A expansão dos investimentos em poder computacional para inteligência artificial está provocando uma corrida comercial por terras em locais improváveis, elevando os valores imobiliários.
Transformação econômica
Centrais de dados para IA abrigam servidores computacionais grandes e potentes, necessários para executar modelos e cargas de trabalho de inteligência artificial. Essas instalações requerem vastas quantidades de energia elétrica e água para operar e refrigerar os servidores, além de um grande espaço físico.

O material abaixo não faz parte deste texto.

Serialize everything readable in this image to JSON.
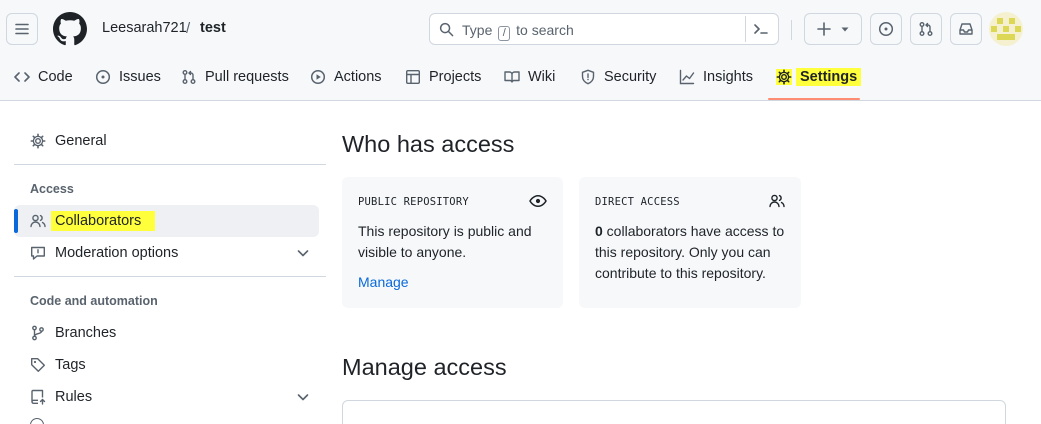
{
  "header": {
    "owner": "Leesarah721",
    "separator": "/",
    "repo": "test",
    "search": {
      "placeholder_before": "Type",
      "key": "/",
      "placeholder_after": "to search"
    },
    "avatar_color": "#dcd855"
  },
  "nav": {
    "tabs": [
      {
        "label": "Code",
        "icon": "code-icon"
      },
      {
        "label": "Issues",
        "icon": "issue-opened-icon"
      },
      {
        "label": "Pull requests",
        "icon": "git-pull-request-icon"
      },
      {
        "label": "Actions",
        "icon": "play-icon"
      },
      {
        "label": "Projects",
        "icon": "table-icon"
      },
      {
        "label": "Wiki",
        "icon": "book-icon"
      },
      {
        "label": "Security",
        "icon": "shield-icon"
      },
      {
        "label": "Insights",
        "icon": "graph-icon"
      },
      {
        "label": "Settings",
        "icon": "gear-icon",
        "active": true
      }
    ],
    "highlight_color": "#ffff3b",
    "underline_color": "#fd8c73"
  },
  "sidebar": {
    "general": "General",
    "access_heading": "Access",
    "collaborators": "Collaborators",
    "moderation": "Moderation options",
    "code_heading": "Code and automation",
    "branches": "Branches",
    "tags": "Tags",
    "rules": "Rules"
  },
  "main": {
    "who_title": "Who has access",
    "public_card": {
      "title": "PUBLIC REPOSITORY",
      "line1": "This repository is public and",
      "line2": "visible to anyone.",
      "link": "Manage"
    },
    "direct_card": {
      "title": "DIRECT ACCESS",
      "count": "0",
      "line1": " collaborators have access to",
      "line2": "this repository. Only you can",
      "line3": "contribute to this repository."
    },
    "manage_title": "Manage access"
  }
}
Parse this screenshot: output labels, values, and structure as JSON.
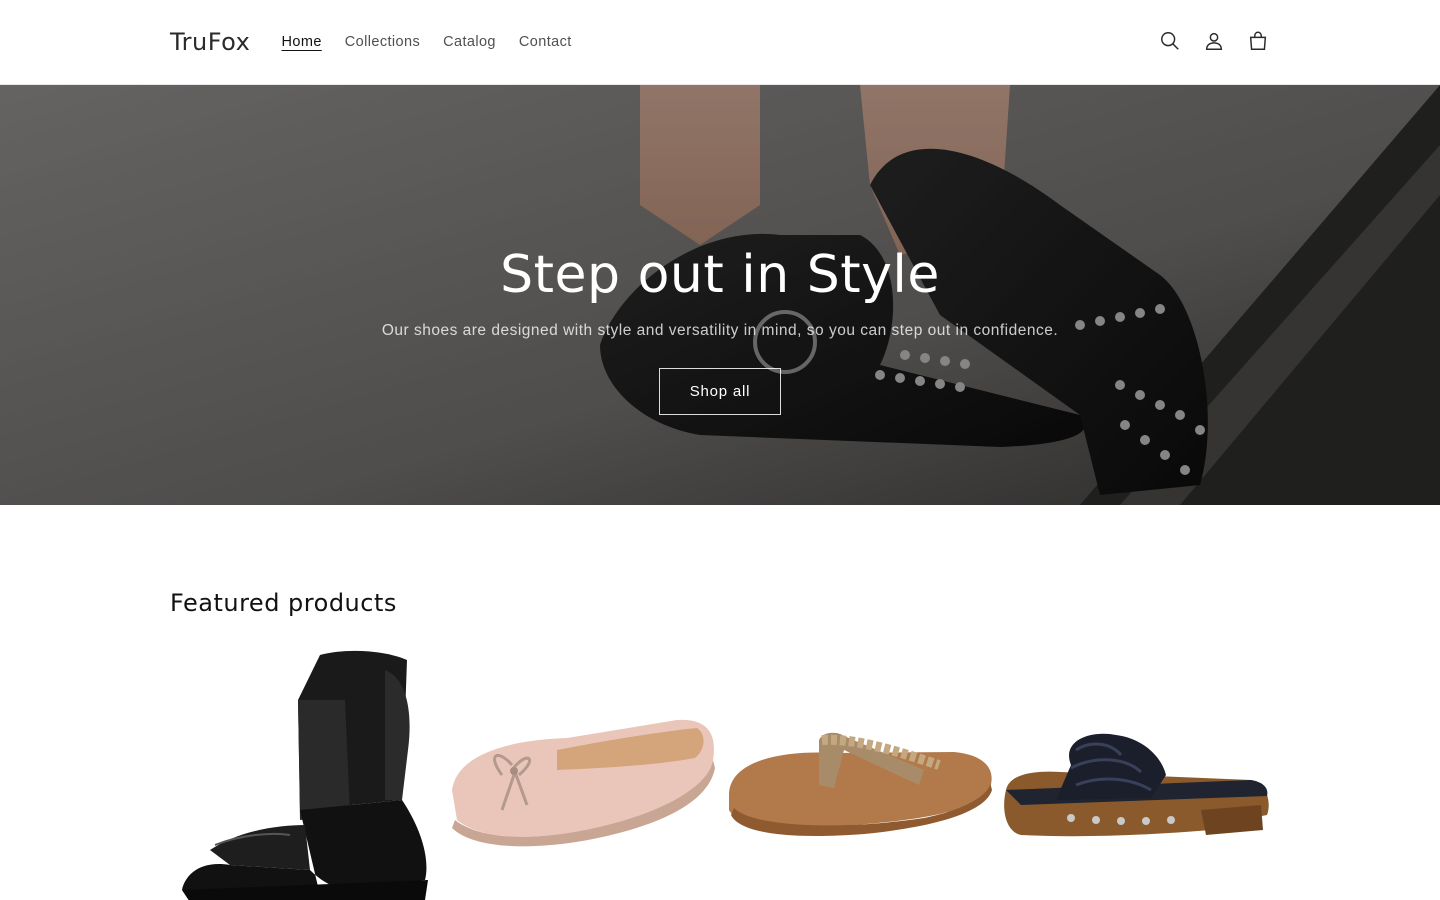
{
  "header": {
    "logo": "TruFox",
    "nav": [
      {
        "label": "Home",
        "active": true
      },
      {
        "label": "Collections",
        "active": false
      },
      {
        "label": "Catalog",
        "active": false
      },
      {
        "label": "Contact",
        "active": false
      }
    ],
    "icons": [
      "search-icon",
      "account-icon",
      "cart-icon"
    ]
  },
  "hero": {
    "title": "Step out in Style",
    "subtitle": "Our shoes are designed with style and versatility in mind, so you can step out in confidence.",
    "button_label": "Shop all"
  },
  "featured": {
    "title": "Featured products",
    "products": [
      {
        "image": "black-chelsea-boot"
      },
      {
        "image": "pink-ballet-flat"
      },
      {
        "image": "tan-braided-flip-flop"
      },
      {
        "image": "navy-woven-clog-sandal"
      }
    ]
  }
}
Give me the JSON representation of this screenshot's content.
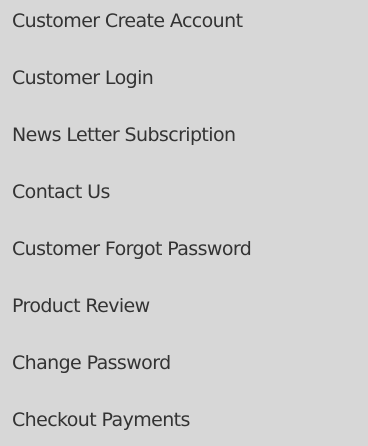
{
  "menu": {
    "items": [
      {
        "label": "Customer Create Account"
      },
      {
        "label": "Customer Login"
      },
      {
        "label": "News Letter Subscription"
      },
      {
        "label": "Contact Us"
      },
      {
        "label": "Customer Forgot Password"
      },
      {
        "label": "Product Review"
      },
      {
        "label": "Change Password"
      },
      {
        "label": "Checkout Payments"
      }
    ]
  },
  "colors": {
    "background": "#d7d7d7",
    "text": "#333333"
  }
}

Empresas estão se movendo rapidamente para construir não apenas centrais de dados, mas também instalações para empresas que as construem e mantêm. Isso está criando economias secundárias completas em locais remotos, transformando o uso do solo.
Conflitos locais
Em muitos casos, essa transformação econômica está colocando algumas das maiores corporações dos EUA e seus investidores financeiros contra comunidades locais, que estão lidando com a competição por espaço, infraestrutura e recursos naturais.
Nas primeiras seis meses de 2026, as compras de terras para centrais de dados no país chegaram a cerca de US$ 6 bilhões, um aumento de 79% em comparação com o ano anterior, conforme informado pela Avison Young.